« A la fin de son deuxième mandat, Barack Obama mérite que l’on énumère certains de ses principaux accomplissements. Pour ce faire, nous devons commencer par rappeler le contexte dans lequel il entra en fonction, le 20 janvier 2009 : le pilote entra dans le cockpit précisément à l’instant où l’avion était pris dans un plongeon incontrôlé.

Il a fait face aux circonstances les plus difficiles qu’un nouveau président ait pu connaître depuis bien des décennies. Il hérita de deux guerres étrangères mal préparées, mal exécutées et inextricables, qui n’avaient rien fait pour amener face à la justice le principal organisateur de l’attentat du 11 septembre. Il hérita d’une économie qui était en chute libre, avec l’effondrement des marchés financiers, la chute du PIB ou l’hémorragie de l’emploi. (Le taux de pertes d’emplois s’élevait à 800.000 emplois par mois.). Certes, Franklin Roosevelt hérita de la Grande Dépression et Abraham Lincoln entra en fonction précisément lorsque la Guerre Civile éclata. Mais quel autre président a pris ses fonctions au même instant qu’une crise économique et qu’une crise de sécurité nationale ?

La réponse rapide de la politique économique à la crise économique inclut (en plus de l’assouplissement monétaire agressif et innovant fourni par la Réserve fédérale) le plan de relance budgétaire d’Obama (le fameux American Recovery and Reinvestment Act, qui fut validé par le Congrès démocrate en février 2009), ainsi que les programmes de sauvetage pour le système financier et l’industrie automobile.
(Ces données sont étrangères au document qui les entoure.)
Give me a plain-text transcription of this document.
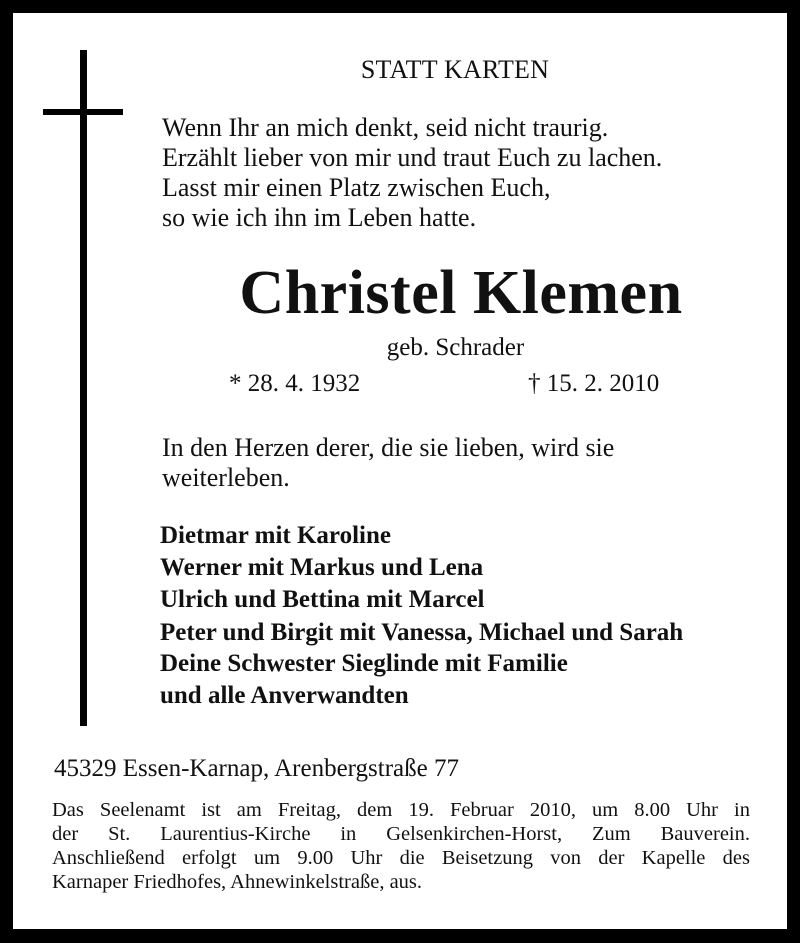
STATT KARTEN

Wenn Ihr an mich denkt, seid nicht traurig.

Erzählt lieber von mir und traut Euch zu lachen.

Lasst mir einen Platz zwischen Euch,

so wie ich ihn im Leben hatte.

Christel Klemen

geb. Schrader

* 28. 4. 1932	† 15. 2. 2010

In den Herzen derer, die sie lieben, wird sie

weiterleben.

Dietmar mit Karoline

Werner mit Markus und Lena

Ulrich und Bettina mit Marcel

Peter und Birgit mit Vanessa, Michael und Sarah

Deine Schwester Sieglinde mit Familie

und alle Anverwandten

45329 Essen-Karnap, Arenbergstraße 77

Das Seelenamt ist am Freitag, dem 19. Februar 2010, um 8.00 Uhr in
der St. Laurentius-Kirche in Gelsenkirchen-Horst, Zum Bauverein.
Anschließend erfolgt um 9.00 Uhr die Beisetzung von der Kapelle des
Karnaper Friedhofes, Ahnewinkelstraße, aus.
Les Républicains se sont opposés presque unanimement contre la relance. Et presque tout le monde s’est montré critique vis-à-vis des programmes de sauvetage (en appelant soit à la nationalisation des banques et des constructeurs automobile d’un côté ou en appelant au contraire à les laisser disparaître du marché de l’autre). Nous n’avons pas reconnu et continuons de ne pas reconnaître que l’administration Obama a réussi, contre toute attente, à faire que la voie du milieu fonctionne : les emplois étaient sauvés, tandis que les actionnaires et les dirigeants subissaient les conséquences de leurs erreurs et le gouvernement récupéra son urgent après la reprise.
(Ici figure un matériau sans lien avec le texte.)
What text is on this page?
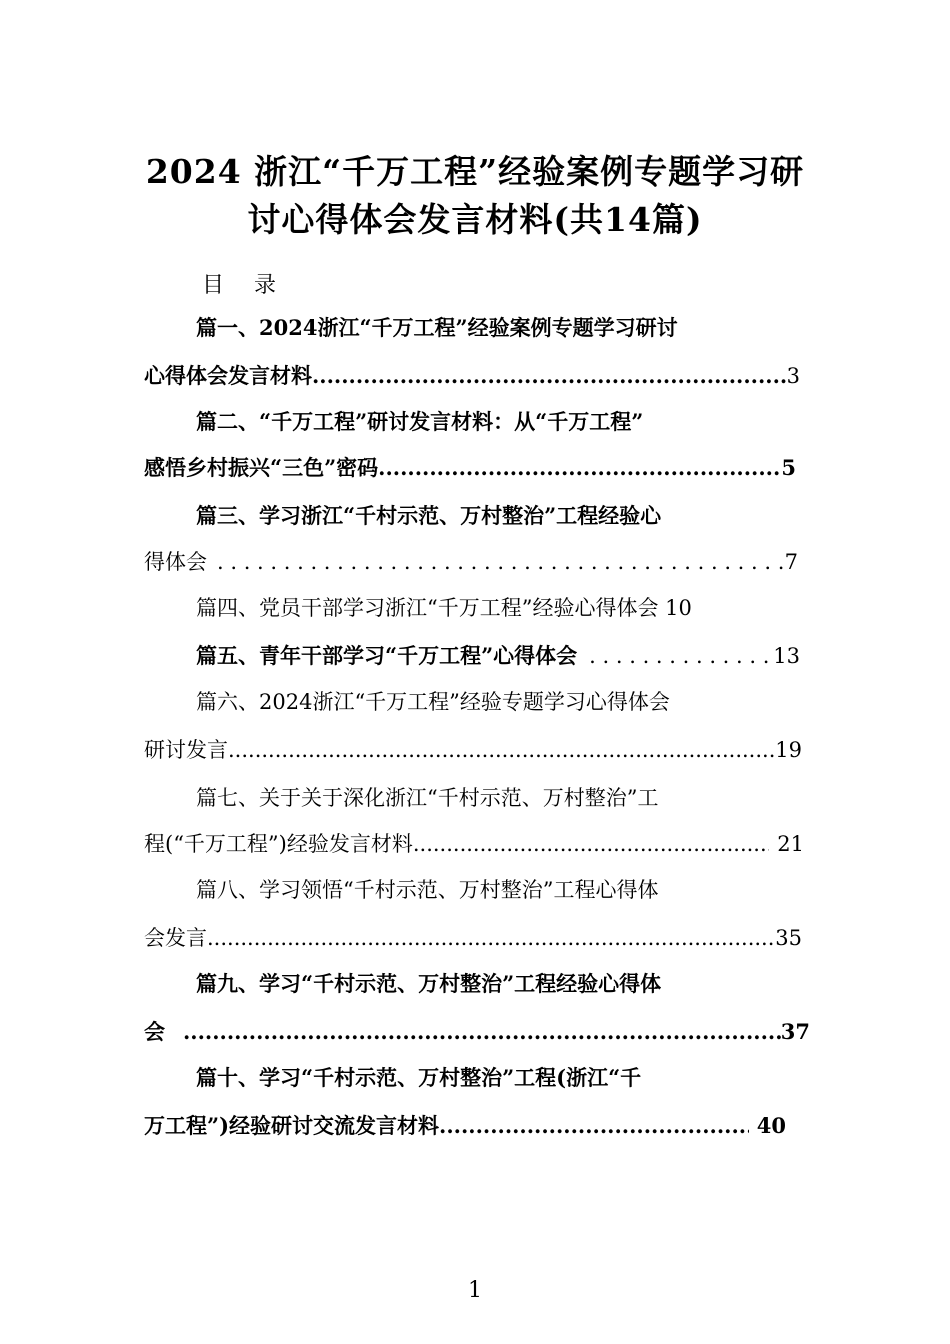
2024 浙江“千万工程”经验案例专题学习研
讨心得体会发言材料(共14篇)
目录
篇一、2024浙江“千万工程”经验案例专题学习研讨
心得体会发言材料 .....	3
篇二、“千万工程”研讨发言材料：从“千万工程”
感悟乡村振兴“三色”密码 .....	5
篇三、学习浙江“千村示范、万村整治”工程经验心
得体会 . . .	7
篇四、党员干部学习浙江“千万工程”经验心得体会 10
篇五、青年干部学习“千万工程”心得体会 . . .	13
篇六、2024浙江“千万工程”经验专题学习心得体会
研讨发言 .....	19
篇七、关于关于深化浙江“千村示范、万村整治”工
程(“千万工程”)经验发言材料 .....	21
篇八、学习领悟“千村示范、万村整治”工程心得体
会发言 .....	35
篇九、学习“千村示范、万村整治”工程经验心得体
会 .....	37
篇十、学习“千村示范、万村整治”工程(浙江“千
万工程”)经验研讨交流发言材料 .....	40
1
Surtout, la chute libre s’arrêta rapidement. Le calendrier et la clarté du revirement est bien plus visible qu’on ne le penserait en écoutant les débats sur ce qui constituait le bon élément contrefactuel pour évaluer l’effet des politiques de l’administration. La production économique au dernier trimestre de l’année 2008 avait subi une chute au rythme annualisé de 8,2 % et 600.000 emploies étaient détruits chaque mois. La perte en termes de production et d’emplois fut contenue presque immédiatement après la mise en route du programme de relance du mois de février. La récession attint son creux en juin 2009 ; la croissance de la production redevint positive au cours du trimestre suivant. La création d’emplois redevint positive au début de l’année 2010 et la croissance de l’emploi n’a cessé de battre des records jusqu’à la fin de la présidence d’Obama, créant au final plus de 15 millions d’emplois nets.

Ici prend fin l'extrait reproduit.